Babies given formula milk are noticeably deficient in a particular fatty acid.

Researchers from the Royal Hospital for Sick Children in Glasgow studying the brain tissue of infants who’d died from cot death found that the percentage of docosahexaenoic acid in the brain was “significantly greater” (9.7 per cent) in breastfed babies, compared to those fed formula milk (7.6 per cent).

Docosahexaenoic acid (DHA) is a phospholipid (chemical compound), which makes up about one fourth of brain matter. “Because rapid brain growth and phospholipid incorporation occurs during foetal and early neonatal life, lipid nutrition during pregnancy and early postnatal life may be especially important to subsequent development,” said the research team.

In a follow up letter to the study, two researchers from the Institute of Brain Chemistry and Human Nutrition at Hackney Hospital in London concluded that this new data together with other studies comparing cognitive development and visual function, “demonstrate that milk formulae do not match breast milk for optimum neurovisual development.”

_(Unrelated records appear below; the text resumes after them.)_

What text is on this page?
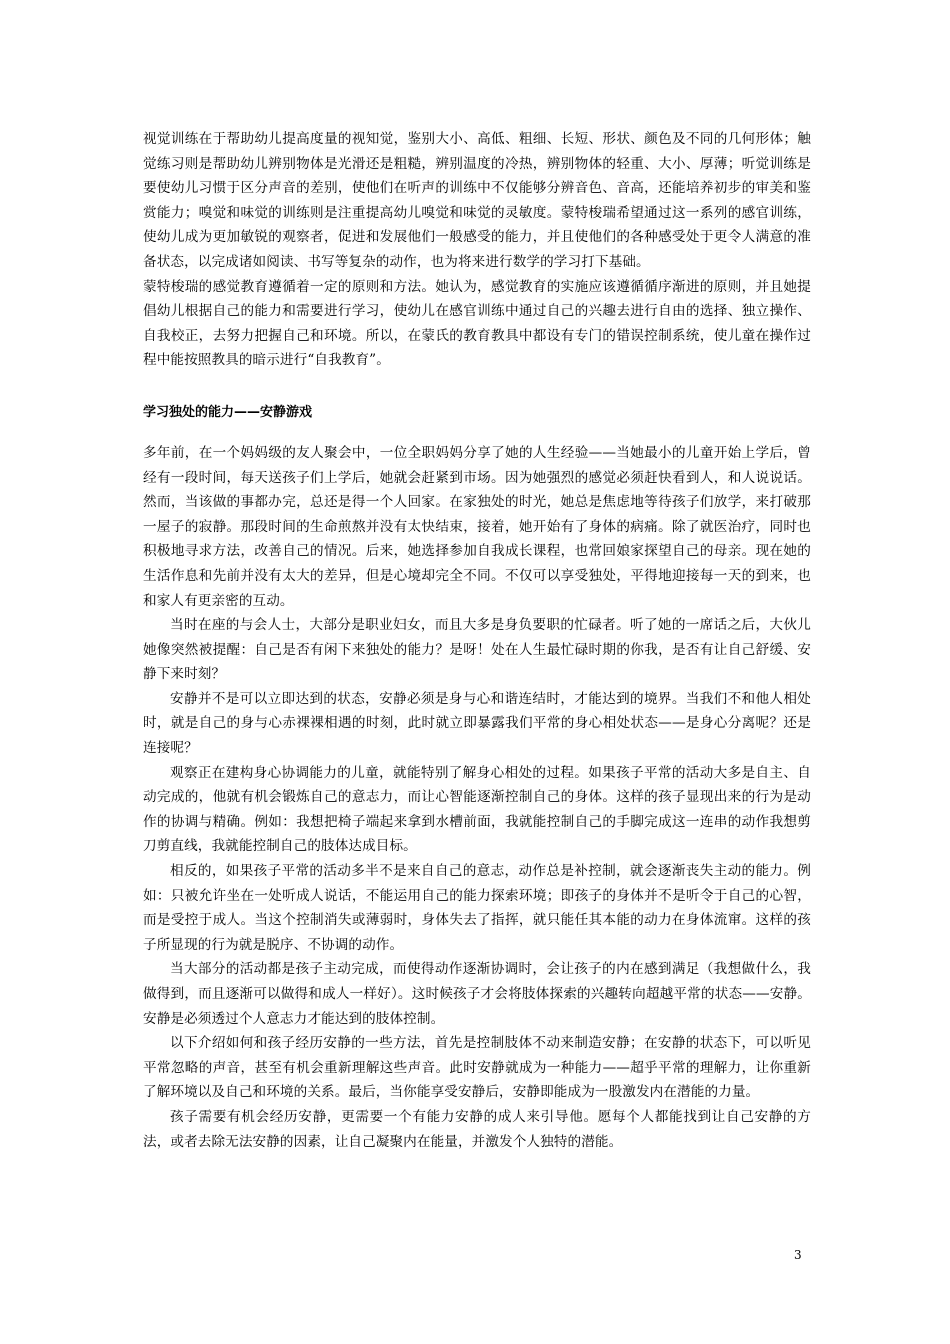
视觉训练在于帮助幼儿提高度量的视知觉，鉴别大小、高低、粗细、长短、形状、颜色及不同的几何形体；触觉练习则是帮助幼儿辨别物体是光滑还是粗糙，辨别温度的冷热，辨别物体的轻重、大小、厚薄；听觉训练是要使幼儿习惯于区分声音的差别，使他们在听声的训练中不仅能够分辨音色、音高，还能培养初步的审美和鉴赏能力；嗅觉和味觉的训练则是注重提高幼儿嗅觉和味觉的灵敏度。蒙特梭瑞希望通过这一系列的感官训练，使幼儿成为更加敏锐的观察者，促进和发展他们一般感受的能力，并且使他们的各种感受处于更令人满意的准备状态，以完成诸如阅读、书写等复杂的动作，也为将来进行数学的学习打下基础。

蒙特梭瑞的感觉教育遵循着一定的原则和方法。她认为，感觉教育的实施应该遵循循序渐进的原则，并且她提倡幼儿根据自己的能力和需要进行学习，使幼儿在感官训练中通过自己的兴趣去进行自由的选择、独立操作、自我校正，去努力把握自己和环境。所以，在蒙氏的教育教具中都设有专门的错误控制系统，使儿童在操作过程中能按照教具的暗示进行“自我教育”。

学习独处的能力——安静游戏

多年前，在一个妈妈级的友人聚会中，一位全职妈妈分享了她的人生经验——当她最小的儿童开始上学后，曾经有一段时间，每天送孩子们上学后，她就会赶紧到市场。因为她强烈的感觉必须赶快看到人，和人说说话。然而，当该做的事都办完，总还是得一个人回家。在家独处的时光，她总是焦虑地等待孩子们放学，来打破那一屋子的寂静。那段时间的生命煎熬并没有太快结束，接着，她开始有了身体的病痛。除了就医治疗，同时也积极地寻求方法，改善自己的情况。后来，她选择参加自我成长课程，也常回娘家探望自己的母亲。现在她的生活作息和先前并没有太大的差异，但是心境却完全不同。不仅可以享受独处，平得地迎接每一天的到来，也和家人有更亲密的互动。

当时在座的与会人士，大部分是职业妇女，而且大多是身负要职的忙碌者。听了她的一席话之后，大伙儿她像突然被提醒：自己是否有闲下来独处的能力？是呀！处在人生最忙碌时期的你我，是否有让自己舒缓、安静下来时刻？

安静并不是可以立即达到的状态，安静必须是身与心和谐连结时，才能达到的境界。当我们不和他人相处时，就是自己的身与心赤裸裸相遇的时刻，此时就立即暴露我们平常的身心相处状态——是身心分离呢？还是连接呢？

观察正在建构身心协调能力的儿童，就能特别了解身心相处的过程。如果孩子平常的活动大多是自主、自动完成的，他就有机会锻炼自己的意志力，而让心智能逐渐控制自己的身体。这样的孩子显现出来的行为是动作的协调与精确。例如：我想把椅子端起来拿到水槽前面，我就能控制自己的手脚完成这一连串的动作我想剪刀剪直线，我就能控制自己的肢体达成目标。

相反的，如果孩子平常的活动多半不是来自自己的意志，动作总是补控制，就会逐渐丧失主动的能力。例如：只被允许坐在一处听成人说话，不能运用自己的能力探索环境；即孩子的身体并不是听令于自己的心智，而是受控于成人。当这个控制消失或薄弱时，身体失去了指挥，就只能任其本能的动力在身体流窜。这样的孩子所显现的行为就是脱序、不协调的动作。

当大部分的活动都是孩子主动完成，而使得动作逐渐协调时，会让孩子的内在感到满足（我想做什么，我做得到，而且逐渐可以做得和成人一样好）。这时候孩子才会将肢体探索的兴趣转向超越平常的状态——安静。安静是必须透过个人意志力才能达到的肢体控制。

以下介绍如何和孩子经历安静的一些方法，首先是控制肢体不动来制造安静；在安静的状态下，可以听见平常忽略的声音，甚至有机会重新理解这些声音。此时安静就成为一种能力——超乎平常的理解力，让你重新了解环境以及自己和环境的关系。最后，当你能享受安静后，安静即能成为一股激发内在潜能的力量。

孩子需要有机会经历安静，更需要一个有能力安静的成人来引导他。愿每个人都能找到让自己安静的方法，或者去除无法安静的因素，让自己凝聚内在能量，并激发个人独特的潜能。

3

The study’s author, Dr J Farquharson and his colleague, responded to their results by calling for supplementation of formula milks with DHA. However, the Hackney team, represented by Keb Ghebremeskel, said that their own unpublished study shows that DHA in formula milk substantially “inhibits” the conversion of lineoleic acid, causing a marked insufficiency of arachidonic acid, another essential fatty acid (EFA) in the blood.

The Hackney team suggest that the composition of formula milk should more closely imitate that of breast milk with regard to all the EFAs. However, in the same breath they list a few of the ways that human milk can be tailored to order: breast milk contains DHA and arachidonic acid, even when these fatty acids are absent form the mother’s diet, and the milk of mothers with preterm infants contains more EFAs than those with full term infants.